The average value of CA-15-3 in 2 months after the vaccination was
31.0 U/mL (P<0,1%). In overall, these changes in tumor marker
levels showed positive results of immunotherapy.
After evaluating closely the results of above clinical assessment,
we came to conclusion that the application of vaccine RESAN considerably
improved the general health condition and overall parameters of
objective examinations in all the vaccinated patients who were under
our observation.
We recommend the patients to examine for chlamidian infections,
tuberculosis as well as for HBV and HCV carriers before the vaccination.

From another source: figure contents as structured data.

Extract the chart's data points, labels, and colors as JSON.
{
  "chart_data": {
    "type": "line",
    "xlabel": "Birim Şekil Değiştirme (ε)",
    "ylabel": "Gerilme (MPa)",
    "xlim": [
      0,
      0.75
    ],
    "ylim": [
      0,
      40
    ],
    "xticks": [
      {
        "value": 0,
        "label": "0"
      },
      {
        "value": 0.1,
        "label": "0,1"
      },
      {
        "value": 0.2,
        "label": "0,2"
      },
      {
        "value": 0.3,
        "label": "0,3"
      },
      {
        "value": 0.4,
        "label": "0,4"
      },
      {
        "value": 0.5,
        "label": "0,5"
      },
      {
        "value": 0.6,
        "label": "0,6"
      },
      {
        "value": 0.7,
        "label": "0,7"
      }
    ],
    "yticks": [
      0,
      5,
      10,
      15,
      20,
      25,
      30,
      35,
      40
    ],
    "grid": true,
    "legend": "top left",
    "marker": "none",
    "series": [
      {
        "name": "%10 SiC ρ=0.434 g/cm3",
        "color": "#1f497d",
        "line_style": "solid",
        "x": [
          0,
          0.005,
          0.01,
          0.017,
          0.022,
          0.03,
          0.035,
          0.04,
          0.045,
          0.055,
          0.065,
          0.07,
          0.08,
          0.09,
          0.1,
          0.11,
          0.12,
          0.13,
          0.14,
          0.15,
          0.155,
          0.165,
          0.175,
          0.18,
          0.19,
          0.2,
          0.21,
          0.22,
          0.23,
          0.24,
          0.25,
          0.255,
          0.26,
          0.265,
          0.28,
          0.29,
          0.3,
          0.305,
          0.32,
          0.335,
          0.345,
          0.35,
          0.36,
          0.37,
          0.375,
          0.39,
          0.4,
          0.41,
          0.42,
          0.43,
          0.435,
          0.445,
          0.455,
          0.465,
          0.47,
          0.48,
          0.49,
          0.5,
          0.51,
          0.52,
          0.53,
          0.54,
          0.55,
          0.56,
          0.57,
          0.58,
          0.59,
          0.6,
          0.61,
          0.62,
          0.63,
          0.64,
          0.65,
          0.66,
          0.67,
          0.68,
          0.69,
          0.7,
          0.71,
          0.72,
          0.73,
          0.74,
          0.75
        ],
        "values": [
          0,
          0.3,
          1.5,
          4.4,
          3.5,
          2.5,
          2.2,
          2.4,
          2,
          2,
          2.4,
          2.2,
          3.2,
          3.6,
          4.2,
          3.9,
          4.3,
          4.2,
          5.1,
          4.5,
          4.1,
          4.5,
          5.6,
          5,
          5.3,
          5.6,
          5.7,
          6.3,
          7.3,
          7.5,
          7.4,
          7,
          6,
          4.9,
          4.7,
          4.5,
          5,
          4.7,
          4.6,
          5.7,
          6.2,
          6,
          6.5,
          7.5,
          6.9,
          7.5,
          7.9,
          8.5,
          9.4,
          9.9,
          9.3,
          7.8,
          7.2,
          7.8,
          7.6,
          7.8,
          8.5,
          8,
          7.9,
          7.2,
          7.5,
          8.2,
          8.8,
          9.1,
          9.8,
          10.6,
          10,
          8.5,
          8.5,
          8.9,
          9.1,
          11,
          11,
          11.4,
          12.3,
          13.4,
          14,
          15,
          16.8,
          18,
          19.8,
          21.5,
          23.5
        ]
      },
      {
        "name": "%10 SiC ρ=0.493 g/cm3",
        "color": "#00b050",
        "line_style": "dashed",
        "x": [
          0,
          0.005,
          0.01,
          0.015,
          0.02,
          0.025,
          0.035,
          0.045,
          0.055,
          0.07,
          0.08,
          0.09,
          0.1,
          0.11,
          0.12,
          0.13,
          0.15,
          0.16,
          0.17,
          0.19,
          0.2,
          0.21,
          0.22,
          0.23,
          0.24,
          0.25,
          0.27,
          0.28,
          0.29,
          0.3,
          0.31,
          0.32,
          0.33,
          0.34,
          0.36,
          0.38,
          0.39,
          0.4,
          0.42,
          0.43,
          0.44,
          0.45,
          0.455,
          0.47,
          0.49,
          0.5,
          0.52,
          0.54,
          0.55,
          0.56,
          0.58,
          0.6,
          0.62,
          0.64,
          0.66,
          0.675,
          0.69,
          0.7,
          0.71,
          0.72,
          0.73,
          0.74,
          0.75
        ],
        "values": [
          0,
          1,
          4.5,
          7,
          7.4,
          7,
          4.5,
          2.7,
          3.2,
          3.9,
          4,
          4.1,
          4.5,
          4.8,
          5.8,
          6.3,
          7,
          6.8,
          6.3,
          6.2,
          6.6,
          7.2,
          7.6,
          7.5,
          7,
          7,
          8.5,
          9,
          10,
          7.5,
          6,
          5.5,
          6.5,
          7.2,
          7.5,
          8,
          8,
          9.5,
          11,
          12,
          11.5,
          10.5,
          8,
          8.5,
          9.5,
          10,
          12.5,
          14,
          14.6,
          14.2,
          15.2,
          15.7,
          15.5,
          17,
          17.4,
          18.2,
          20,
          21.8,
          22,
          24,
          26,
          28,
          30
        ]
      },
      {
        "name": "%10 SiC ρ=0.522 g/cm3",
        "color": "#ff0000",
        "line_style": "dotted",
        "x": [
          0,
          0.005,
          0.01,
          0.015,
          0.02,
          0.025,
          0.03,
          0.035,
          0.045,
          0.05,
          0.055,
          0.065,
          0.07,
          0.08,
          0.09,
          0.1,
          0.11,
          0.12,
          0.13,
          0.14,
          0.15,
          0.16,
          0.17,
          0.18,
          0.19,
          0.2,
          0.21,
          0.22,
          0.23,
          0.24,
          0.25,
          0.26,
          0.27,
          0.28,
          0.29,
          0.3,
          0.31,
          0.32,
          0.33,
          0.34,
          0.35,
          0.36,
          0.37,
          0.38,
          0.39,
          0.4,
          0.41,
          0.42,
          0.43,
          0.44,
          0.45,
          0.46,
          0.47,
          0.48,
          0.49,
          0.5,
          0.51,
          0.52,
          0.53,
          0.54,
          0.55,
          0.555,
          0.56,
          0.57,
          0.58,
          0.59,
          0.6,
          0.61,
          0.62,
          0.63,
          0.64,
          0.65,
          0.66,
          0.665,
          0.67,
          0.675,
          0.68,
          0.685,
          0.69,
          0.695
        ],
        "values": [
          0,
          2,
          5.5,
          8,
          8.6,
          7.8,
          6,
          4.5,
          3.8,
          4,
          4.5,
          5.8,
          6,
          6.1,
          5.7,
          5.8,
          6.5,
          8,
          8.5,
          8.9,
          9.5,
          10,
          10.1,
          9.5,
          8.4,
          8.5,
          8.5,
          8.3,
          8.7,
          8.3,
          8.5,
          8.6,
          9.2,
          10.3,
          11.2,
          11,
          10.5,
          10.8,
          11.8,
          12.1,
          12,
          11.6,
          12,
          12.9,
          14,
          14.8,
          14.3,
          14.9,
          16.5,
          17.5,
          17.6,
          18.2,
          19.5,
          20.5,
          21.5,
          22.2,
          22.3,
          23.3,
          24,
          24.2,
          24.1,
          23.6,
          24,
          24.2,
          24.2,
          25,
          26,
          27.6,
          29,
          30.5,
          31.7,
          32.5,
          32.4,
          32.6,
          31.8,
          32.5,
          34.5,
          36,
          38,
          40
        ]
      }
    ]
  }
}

In case of spotting high titers of antibodies against these infections,
it is necessary to carry out a 'sanitarying treatment' of patients
(using antibiotics, interferons, interleukines) before vaccination.
The immunotherapy of endometriosis and
its combined form with uterine myoma by xenogenic vaccine RESAN
results into regression or complete destruction of endometriomas,
myomatous nudules and cystic formations of ovary.